Thanks for your words of encouragement. I think we all have those moods. To tell the truth, I feel better since writing this. It's amazing what writing can do for you. I even made guesses too!!! That's something you don't see from me often!

^_^ DJ

Unknown said...

Don't let life get you down. Depression is always lurking around the corner .....
you did indeed get all prompts in..good job

Dia said...

Sometimes you can't control your feelings as freely as your mind does. I struggle every day, but then there are some days--like Wednesday till today--where I have to fight even harder.

Thanks for stopping by! ^_^

DJ

Colleen Keller Breuning said...

Keep writing, girl! I know what it feels like to feel defeated, and sink into the depths of depression and/or anxiety. Writing definitely helped me during the darkest, most hopeless periods of my life. It is a well that I still draw upon for a lot of my dark writes, and it's so cathartic. Hugs!

Anonymous said...

Great write Diana...I can feel a shift in a good direction this week... :) ~Christine W

Tyler Myrth said...

Hate to believe anyone is ever truly defeated.

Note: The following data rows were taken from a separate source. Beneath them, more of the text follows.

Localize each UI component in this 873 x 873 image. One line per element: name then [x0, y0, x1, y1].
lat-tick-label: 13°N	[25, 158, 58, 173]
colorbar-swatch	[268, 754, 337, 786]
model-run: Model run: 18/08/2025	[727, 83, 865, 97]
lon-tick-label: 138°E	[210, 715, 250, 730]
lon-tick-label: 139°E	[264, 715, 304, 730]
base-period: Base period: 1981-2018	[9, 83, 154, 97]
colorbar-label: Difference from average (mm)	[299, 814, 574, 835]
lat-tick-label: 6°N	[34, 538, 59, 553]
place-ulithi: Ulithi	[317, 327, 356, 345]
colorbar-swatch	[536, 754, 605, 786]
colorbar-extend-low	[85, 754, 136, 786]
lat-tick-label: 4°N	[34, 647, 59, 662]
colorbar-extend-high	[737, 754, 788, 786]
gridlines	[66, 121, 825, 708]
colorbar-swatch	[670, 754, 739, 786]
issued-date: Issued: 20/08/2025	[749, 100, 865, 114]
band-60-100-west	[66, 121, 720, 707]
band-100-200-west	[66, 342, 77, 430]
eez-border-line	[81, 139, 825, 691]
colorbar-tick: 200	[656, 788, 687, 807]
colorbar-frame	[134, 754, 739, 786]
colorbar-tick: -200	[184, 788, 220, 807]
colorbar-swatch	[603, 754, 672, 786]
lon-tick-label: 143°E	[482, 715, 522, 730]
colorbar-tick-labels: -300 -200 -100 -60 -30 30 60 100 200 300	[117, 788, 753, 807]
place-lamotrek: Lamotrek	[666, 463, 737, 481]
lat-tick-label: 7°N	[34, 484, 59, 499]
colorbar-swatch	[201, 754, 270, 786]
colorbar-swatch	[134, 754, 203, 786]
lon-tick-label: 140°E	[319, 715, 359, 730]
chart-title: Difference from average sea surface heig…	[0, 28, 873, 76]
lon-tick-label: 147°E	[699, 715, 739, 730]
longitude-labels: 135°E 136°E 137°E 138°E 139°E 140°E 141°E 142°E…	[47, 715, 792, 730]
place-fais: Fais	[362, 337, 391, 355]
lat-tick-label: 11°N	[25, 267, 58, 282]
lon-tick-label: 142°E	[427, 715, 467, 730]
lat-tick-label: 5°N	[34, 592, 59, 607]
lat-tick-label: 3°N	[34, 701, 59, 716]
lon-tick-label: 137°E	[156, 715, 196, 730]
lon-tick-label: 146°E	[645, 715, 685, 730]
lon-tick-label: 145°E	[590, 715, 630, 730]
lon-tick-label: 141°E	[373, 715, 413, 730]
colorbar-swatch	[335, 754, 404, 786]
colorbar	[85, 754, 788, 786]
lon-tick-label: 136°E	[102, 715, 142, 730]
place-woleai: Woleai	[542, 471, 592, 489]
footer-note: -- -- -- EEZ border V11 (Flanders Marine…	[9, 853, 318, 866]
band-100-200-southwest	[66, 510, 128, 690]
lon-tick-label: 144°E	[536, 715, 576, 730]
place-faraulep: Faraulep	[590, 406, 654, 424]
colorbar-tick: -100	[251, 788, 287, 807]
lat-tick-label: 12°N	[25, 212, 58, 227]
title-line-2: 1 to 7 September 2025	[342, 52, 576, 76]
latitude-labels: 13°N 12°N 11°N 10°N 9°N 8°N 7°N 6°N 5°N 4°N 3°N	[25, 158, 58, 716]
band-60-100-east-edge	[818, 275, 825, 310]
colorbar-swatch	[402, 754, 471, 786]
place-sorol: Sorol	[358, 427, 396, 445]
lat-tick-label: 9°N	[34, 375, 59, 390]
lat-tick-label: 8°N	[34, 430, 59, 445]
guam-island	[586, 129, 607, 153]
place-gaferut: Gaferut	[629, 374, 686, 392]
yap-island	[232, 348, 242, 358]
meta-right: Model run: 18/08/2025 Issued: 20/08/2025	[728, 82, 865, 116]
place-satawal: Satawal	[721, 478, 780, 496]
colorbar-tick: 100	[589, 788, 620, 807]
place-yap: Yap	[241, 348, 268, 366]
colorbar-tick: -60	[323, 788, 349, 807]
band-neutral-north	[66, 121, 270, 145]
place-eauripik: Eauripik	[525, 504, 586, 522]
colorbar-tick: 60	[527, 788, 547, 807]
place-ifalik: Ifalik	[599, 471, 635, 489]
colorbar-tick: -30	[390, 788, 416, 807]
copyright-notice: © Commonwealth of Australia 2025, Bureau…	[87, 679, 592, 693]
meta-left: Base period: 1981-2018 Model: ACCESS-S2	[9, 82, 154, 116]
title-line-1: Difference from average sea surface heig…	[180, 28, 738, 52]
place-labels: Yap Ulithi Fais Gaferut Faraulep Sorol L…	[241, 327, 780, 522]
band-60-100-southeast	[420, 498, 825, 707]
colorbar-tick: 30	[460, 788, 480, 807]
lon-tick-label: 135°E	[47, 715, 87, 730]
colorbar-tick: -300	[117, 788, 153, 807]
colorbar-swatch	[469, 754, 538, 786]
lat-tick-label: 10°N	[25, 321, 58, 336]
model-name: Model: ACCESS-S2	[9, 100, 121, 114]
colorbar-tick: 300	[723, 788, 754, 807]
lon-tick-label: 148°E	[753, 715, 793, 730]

Have to believe you aren't and find the small victories.

Anonymous said...

Yay on the victories... -David II

Dia said...

I don't feel defeated as much as sick! LOL!!! I really should see the signs. But the depression is real. Thanks for the support! :) (((HUGS)))

Dia said...

Me too!!!

DJ

Dia said...

Count your blessings...that's all you can do! :)

DJ

Dia said...

Totes! :)

DJ

Anonymous said...

Writing is very therapeutic. At least for me it is. I remember when I first came across Blogophilia, and reading the different stories, poems and rambles. It truly helped me overcome some obstacles in my life then. So glad you decided to write this week, even if it was a ramble. I tell ya, it's a good ramble. I feel like that at times too, and it's nice to know I'm not alone. (smiles) Huggs!! <3

-Leta

Dia said...

I'm glad I did too...writing, I mean. I get so busy sometimes and before I know it...poof! The day is gone. I don't know what happens. Then when I don't get something in...I feel just awful about it. I get in a funk when I fall out of routine. Such is life though. I think those feelings we have are just a part of being human, yeah?